I'm a big fan of Bruce Sterling's work, too, btw. I think I've managed to teach at least one piece of his in at least one course somewhere every term for half a decade or so. I've taught my favorite of his novels, Holy Fire once, his funniest Distraction once, his book Shaping Things a couple of times, his Viridian Manifesto a few times, and his short story "Maneki Neko" half a dozen times at least. He's great to teach.
> A computer made of "computronium" . . . could
> "simulate" not only an individual human being. . .,
> but an entire planet full of human beings -- nay, an
> entire universe -- heck, an entire multiverse of universes!
By the way, I have no beef at all with Greg Egan's _Permutation City_ --
it's one of the best SF novels I've ever cozied up with while
sipping lemonade on a summer afternoon. If he says miracles
of simulation can be accomplished on a six-dimensional "TVC
[Turing-Von Neumann-Chiang] Grid", then I can suspend my
disbelief 'til next Tuesday, and enjoy the hell out of it.
But -- it's just a story. Like Superman (or Green Lantern).
Put 'em back in your pants, guys. There's nothing similar
to grab on to in the real world. Not now. Not in 2010.
Maybe not ever.
(Egan's _Diaspora_ is pretty good, too.)
There are only techniques in the service of ends (and even these ends are plural in their basic character), and the ends tend to be inspired and articulated by pretty conventional moral and aesthetic values and embedded in and expressive of pretty conventional political narratives -- democratization against elitism, change against incumbency, consent against authority, equity for all against excellence for few, and so on.
Debunking Robot Cult is fun and all, but isn't this a bit too strong a statement? Simplistically, you can't campaign for universal healthcare if the most efficient medicines you know are opium, calomel and prayer. And you can't campaign at all, if you can't speak to your audience (Which needs numerous hard to discover and not easy to learn techniques, starting with language itself.)
Your own "secular pentagram" implies that "efficiency" isn't subservient to politics any more than the other way around, or so I understood it.
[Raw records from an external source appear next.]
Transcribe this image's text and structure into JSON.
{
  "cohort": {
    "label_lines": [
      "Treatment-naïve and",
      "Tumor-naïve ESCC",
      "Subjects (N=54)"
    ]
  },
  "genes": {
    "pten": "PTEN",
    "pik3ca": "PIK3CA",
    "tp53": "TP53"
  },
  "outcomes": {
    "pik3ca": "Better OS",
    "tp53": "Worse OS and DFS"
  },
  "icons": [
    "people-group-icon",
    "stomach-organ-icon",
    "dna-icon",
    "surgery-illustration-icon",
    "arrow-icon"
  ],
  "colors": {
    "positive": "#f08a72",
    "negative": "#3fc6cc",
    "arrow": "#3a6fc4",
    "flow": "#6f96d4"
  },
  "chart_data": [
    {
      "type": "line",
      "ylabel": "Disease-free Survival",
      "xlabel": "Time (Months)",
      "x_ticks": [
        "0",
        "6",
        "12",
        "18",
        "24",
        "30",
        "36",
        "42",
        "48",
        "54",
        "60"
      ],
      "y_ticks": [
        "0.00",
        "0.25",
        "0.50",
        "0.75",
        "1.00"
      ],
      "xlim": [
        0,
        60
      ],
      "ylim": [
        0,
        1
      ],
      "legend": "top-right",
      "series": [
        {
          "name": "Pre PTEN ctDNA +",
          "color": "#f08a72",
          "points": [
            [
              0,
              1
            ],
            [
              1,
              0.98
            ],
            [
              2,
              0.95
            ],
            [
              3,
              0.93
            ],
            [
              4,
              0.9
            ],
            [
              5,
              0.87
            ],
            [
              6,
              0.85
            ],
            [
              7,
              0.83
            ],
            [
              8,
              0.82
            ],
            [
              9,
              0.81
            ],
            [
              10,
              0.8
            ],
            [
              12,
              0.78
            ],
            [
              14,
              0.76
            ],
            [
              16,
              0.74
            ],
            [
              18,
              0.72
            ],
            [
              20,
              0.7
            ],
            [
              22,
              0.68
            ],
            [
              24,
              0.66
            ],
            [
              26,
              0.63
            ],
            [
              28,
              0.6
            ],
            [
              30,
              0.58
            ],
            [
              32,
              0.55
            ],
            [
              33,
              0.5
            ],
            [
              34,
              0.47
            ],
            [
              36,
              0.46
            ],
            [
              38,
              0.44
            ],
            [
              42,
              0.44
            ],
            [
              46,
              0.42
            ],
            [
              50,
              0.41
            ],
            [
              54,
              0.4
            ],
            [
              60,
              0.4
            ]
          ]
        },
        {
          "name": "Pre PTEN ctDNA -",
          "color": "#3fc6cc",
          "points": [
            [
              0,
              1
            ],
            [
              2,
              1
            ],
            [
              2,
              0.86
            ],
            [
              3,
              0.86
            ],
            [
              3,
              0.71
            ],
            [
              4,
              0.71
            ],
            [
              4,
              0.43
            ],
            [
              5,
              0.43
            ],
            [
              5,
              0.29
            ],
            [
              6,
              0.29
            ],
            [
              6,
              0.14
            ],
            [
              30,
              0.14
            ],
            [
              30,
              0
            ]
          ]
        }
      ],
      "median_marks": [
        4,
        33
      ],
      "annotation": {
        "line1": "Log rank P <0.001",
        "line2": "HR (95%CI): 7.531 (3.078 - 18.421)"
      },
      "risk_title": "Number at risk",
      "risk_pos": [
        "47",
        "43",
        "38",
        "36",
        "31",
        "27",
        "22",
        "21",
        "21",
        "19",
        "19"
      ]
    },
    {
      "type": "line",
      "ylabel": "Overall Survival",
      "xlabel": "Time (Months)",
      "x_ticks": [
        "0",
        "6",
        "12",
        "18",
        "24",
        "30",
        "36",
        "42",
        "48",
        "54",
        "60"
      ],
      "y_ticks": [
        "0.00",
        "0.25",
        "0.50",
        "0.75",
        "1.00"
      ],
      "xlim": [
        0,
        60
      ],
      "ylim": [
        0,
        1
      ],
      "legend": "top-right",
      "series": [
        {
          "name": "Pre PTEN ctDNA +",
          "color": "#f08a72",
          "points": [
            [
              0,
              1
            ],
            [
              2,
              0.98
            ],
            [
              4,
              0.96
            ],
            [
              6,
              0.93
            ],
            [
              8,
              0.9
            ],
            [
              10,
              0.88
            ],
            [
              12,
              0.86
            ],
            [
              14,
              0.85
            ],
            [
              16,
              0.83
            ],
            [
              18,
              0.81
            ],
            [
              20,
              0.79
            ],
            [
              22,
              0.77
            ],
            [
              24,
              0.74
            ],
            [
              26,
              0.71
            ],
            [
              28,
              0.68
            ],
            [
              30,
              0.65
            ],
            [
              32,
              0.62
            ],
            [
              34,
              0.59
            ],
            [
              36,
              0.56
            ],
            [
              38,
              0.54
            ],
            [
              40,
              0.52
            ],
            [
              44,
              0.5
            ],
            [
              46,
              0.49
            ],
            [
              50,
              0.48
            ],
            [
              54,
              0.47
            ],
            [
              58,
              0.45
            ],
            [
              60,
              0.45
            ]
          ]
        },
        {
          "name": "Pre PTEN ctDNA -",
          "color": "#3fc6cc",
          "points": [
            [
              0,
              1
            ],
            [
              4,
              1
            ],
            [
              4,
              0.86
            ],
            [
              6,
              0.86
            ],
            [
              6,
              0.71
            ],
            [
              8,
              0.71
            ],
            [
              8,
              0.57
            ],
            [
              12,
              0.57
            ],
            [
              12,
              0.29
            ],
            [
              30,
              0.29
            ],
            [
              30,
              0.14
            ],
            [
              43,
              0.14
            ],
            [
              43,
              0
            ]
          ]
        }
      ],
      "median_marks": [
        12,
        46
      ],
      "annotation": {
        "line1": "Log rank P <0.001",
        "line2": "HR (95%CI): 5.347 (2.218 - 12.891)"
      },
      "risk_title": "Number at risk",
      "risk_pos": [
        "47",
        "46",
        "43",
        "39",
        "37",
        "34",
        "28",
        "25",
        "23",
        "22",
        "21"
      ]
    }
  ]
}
They're interdependent, and in the right circumstances technology may inspire and enable different politics, different morals and even different aesthetics, - wind tunnels changed our notions of how a "hot car" looks as much as purely artistic considerations did.
The problem with "pro-technology" crowd as it is now is that in general they aren't really pro-technology at all. They aren't interested in actually existing techniques and their applications, but only in their own "reasonable projections". Like alchemists they just declare that lapis philosophorum, sorry nanotechnology, WILL look like they want it to and would work the way they imagine, with actual and significant discoveries judged solely on the basis of their likeness to their particular "Philosopher's Stone". Needless to say, this is as far from inquiry into "technology in general" as you can get.
Of course, genuine pro-technology politics is much more boring (academic freedom, acces to knowledge, critique of already-possible proposals, and not a single comic-book superpower in sight) and limited, - tecnology tells you what you can do, but that's not the same thing as telling whether it's worth it, - again your five modes are nice way to express that.